Assessing traceability – Practical experiences and lessons learned

G. Regan, M. Biró, D. Flood, F. Mc Caffery. Assessing traceability – Practical experiences and lessons learned. Journal of Software: Evolution and Process, volume 27, number 8, pages 591-601, DOI 10.1002/smr.1728, 8, 2015.

  • Gilbert Regan
  • Miklós Biró
  • Derek Flood
  • Fergal Mc Caffery
JournalJournal of Software: Evolution and Process

Software systems are becoming increasingly complex. Creating and maintaining the links between artefacts such as test cases, requirements documents, and source code is a difficult and expensive task. Therefore, most existing software systems lack explicit traceability links between artefacts, or if implemented, is often not leveraged to take advantage of the information it can provide to a development or validation team.

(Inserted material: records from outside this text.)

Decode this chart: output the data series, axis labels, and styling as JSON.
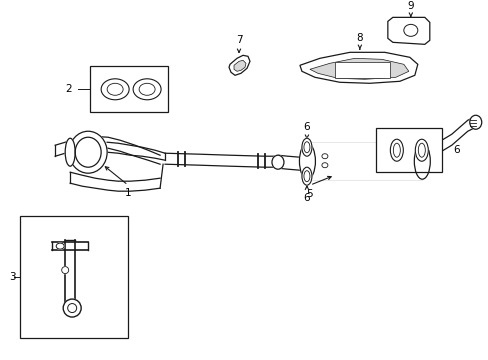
{
  "bg_color": "#ffffff",
  "line_color": "#1a1a1a",
  "fig_width": 4.89,
  "fig_height": 3.6,
  "dpi": 100
}
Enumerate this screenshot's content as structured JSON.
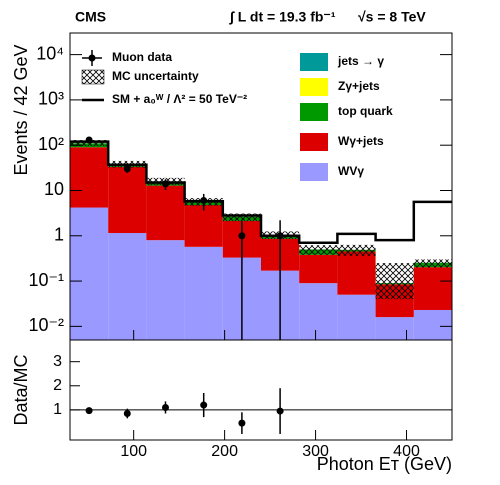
{
  "chart_data": {
    "type": "stacked_histogram",
    "cms_label": "CMS",
    "luminosity": "∫ L dt = 19.3 fb⁻¹",
    "energy": "√s = 8 TeV",
    "ylabel": "Events / 42 GeV",
    "xlabel": "Photon Eᴛ (GeV)",
    "log_y": true,
    "bins": [
      30,
      72,
      114,
      156,
      198,
      240,
      282,
      324,
      366,
      408,
      450
    ],
    "xlim": [
      30,
      450
    ],
    "xticks": [
      100,
      200,
      300,
      400
    ],
    "ylim": [
      0.005,
      30000
    ],
    "yticks": [
      {
        "value": 0.01,
        "label": "10⁻²"
      },
      {
        "value": 0.1,
        "label": "10⁻¹"
      },
      1,
      10,
      {
        "value": 100,
        "label": "10²"
      },
      {
        "value": 1000,
        "label": "10³"
      },
      {
        "value": 10000,
        "label": "10⁴"
      }
    ],
    "series": [
      {
        "name": "WVγ",
        "color": "#9999ff",
        "values": [
          4.2,
          1.15,
          0.8,
          0.57,
          0.33,
          0.17,
          0.09,
          0.05,
          0.016,
          0.023
        ]
      },
      {
        "name": "Wγ+jets",
        "color": "#dd0000",
        "values": [
          86,
          32,
          12,
          4.2,
          1.8,
          0.69,
          0.29,
          0.4,
          0.069,
          0.18
        ]
      },
      {
        "name": "top quark",
        "color": "#009900",
        "values": [
          20,
          5,
          3,
          0.8,
          0.5,
          0.19,
          0.12,
          0.04,
          0.005,
          0.05
        ]
      },
      {
        "name": "Zγ+jets",
        "color": "#ffff00",
        "values": [
          0,
          0,
          0,
          0,
          0,
          0,
          0,
          0,
          0,
          0
        ]
      },
      {
        "name": "jets → γ",
        "color": "#009999",
        "values": [
          0,
          0,
          0,
          0,
          0,
          0,
          0,
          0,
          0,
          0
        ]
      }
    ],
    "mc_uncertainty": {
      "name": "MC uncertainty",
      "low": [
        95,
        32,
        13,
        4.6,
        2.1,
        0.85,
        0.38,
        0.36,
        0.04,
        0.2
      ],
      "high": [
        130,
        45,
        19,
        6.8,
        3.1,
        1.25,
        0.62,
        0.63,
        0.25,
        0.3
      ]
    },
    "signal": {
      "name": "SM + a₀ᵂ / Λ² = 50 TeV⁻²",
      "values": [
        120,
        37,
        15,
        5.8,
        2.8,
        1.0,
        0.7,
        1.1,
        0.8,
        5.6
      ]
    },
    "data": {
      "name": "Muon data",
      "values": [
        130,
        30,
        14,
        6,
        1,
        1,
        null,
        null,
        null,
        null
      ],
      "errors": [
        11,
        5.5,
        3.7,
        2.4,
        1.2,
        1.2,
        null,
        null,
        null,
        null
      ]
    },
    "ratio": {
      "ylabel": "Data/MC",
      "ylim": [
        -0.25,
        3.9
      ],
      "yticks": [
        1,
        2,
        3
      ],
      "reference": 1,
      "values": [
        0.97,
        0.85,
        1.1,
        1.2,
        0.45,
        0.95,
        null,
        null,
        null,
        null
      ],
      "errors": [
        0.1,
        0.2,
        0.25,
        0.5,
        0.45,
        0.95,
        null,
        null,
        null,
        null
      ]
    }
  }
}
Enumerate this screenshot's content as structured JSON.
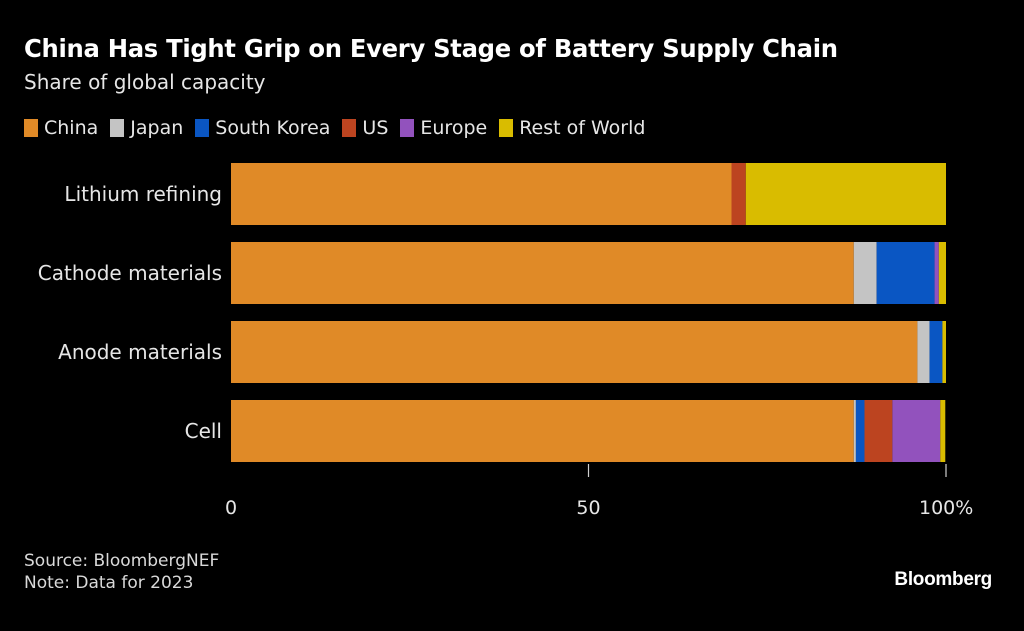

Within the medical device domain, as in other safety critical domains, software must provide reliability, safety and security because failure to do so can lead to injury or death. Regulation normally requires safety critical systems are certified before entering service. This involves submission of a safety case (a reasoned argument that the system is acceptably safe) to the regulator. A safety case should include evidence that the organisation has established effective software development processes that are based on recognised engineering principles appropriate for safety critical systems. At the heart of such processes, they must incorporate traceability.

However, numerous barriers hamper the effective implementation of tracea-bility such as cost, complexity of relationship between artefacts, calculating a return on investment, different stakeholder viewpoints, lack of awareness of traceability and a lack of guidance as to how to implement traceability.

In this paper we address the lack of guidance on traceability implementation by presenting our experience of developing and trialling a traceability assessment model in two medical device organisations. We show that the assessment model was successful in identifying strengths and weaknesses in both organisations implementation of traceability. Through experience of trialling the model we propose an idea to improve it by automation, using the Open Services for Lifecycle Collaboration (OSLC) initiative.